Himalayan Nature has established Nepal’s first bird observatory – Kosi Bird Observatory and field education center (26º46’57.85”N, 087º08’21.81”E) north of Koshi Tappu Wildlife Reserve, a Ramsar Site and well-known migration flyway for Palearctic migrant birds. It lies at the base of the Churia foothills in the plains as the Koshi River erupts through the narrow gorges.
For the first time in the country, Himalayan Nature now manages Nepal’s own rings and is geared up towards making a national ringing scheme for the country. In addition to being a valuable way of finding out about the populations, life-cycles and migration strategies of birds, ringing has added a great value for raising public awareness for bird conservation.

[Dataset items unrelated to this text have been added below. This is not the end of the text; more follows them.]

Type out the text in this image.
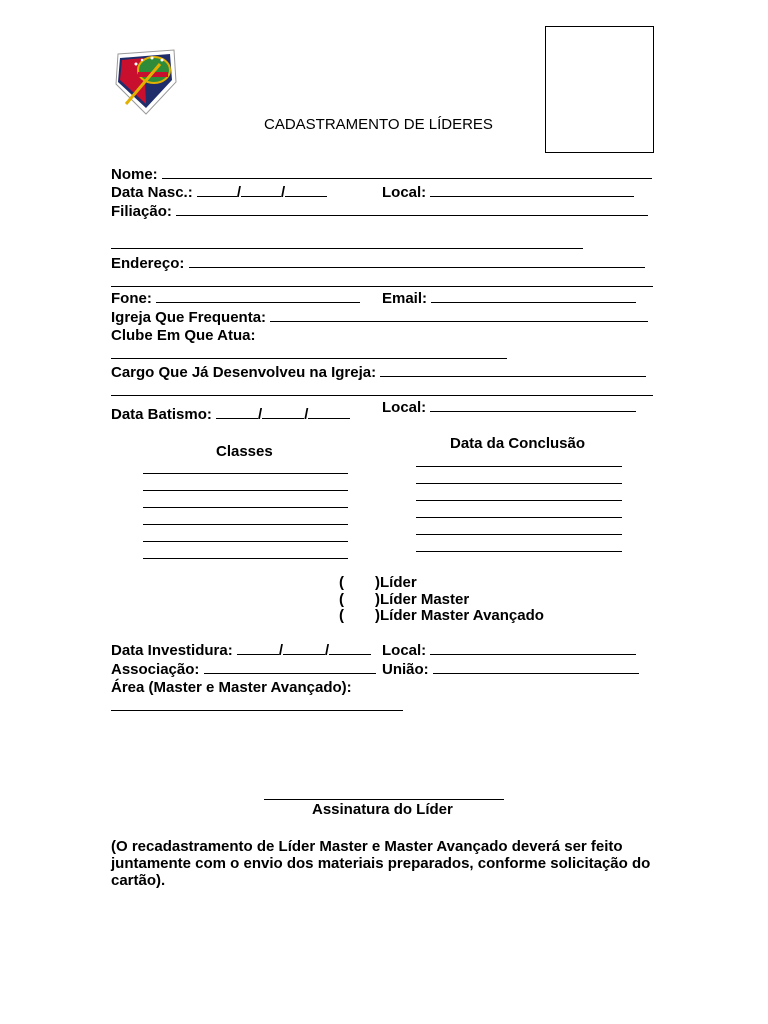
CADASTRAMENTO DE LÍDERES
Nome:
Data Nasc.:	/	/	Local:
Filiação:
Endereço:
Fone:	Email:
Igreja Que Frequenta:
Clube Em Que Atua:
Cargo Que Já Desenvolveu na Igreja:
Data Batismo:	/	/	Local:
Classes	Data da Conclusão
( )Líder
( )Líder Master
( )Líder Master Avançado
Data Investidura:	/	/	Local:
Associação:	União:
Área (Master e Master Avançado):
Assinatura do Líder
(O recadastramento de Líder Master e Master Avançado deverá ser feito juntamente com o envio dos materiais preparados, conforme solicitação do cartão).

Several MSc and BSc students have used the facility to conduct their research. KBO has also supported PhD scholars like Bhagawan Raj Dahal of Queensland University, Ashok Kumar Ram of Wildlife Institute of India and Janak Raj Khatiwada of Chinese Academy of Sciences. Several conservation education and awareness programs have been conducted from here by Bird Conservation Nepal, Biodiversity Conservation Society Nepal, Koshi Bird Society, Resources Himalaya, CSIRO (Australia) as well as Himalayan Nature itself. Currently, the centre has three resident staff.
There is a plan to have an information and community support centre in the future. KBO intends to involve local and national politicians and officials to visit the center to provide awareness and education on the importance of the ecosystems and the environment.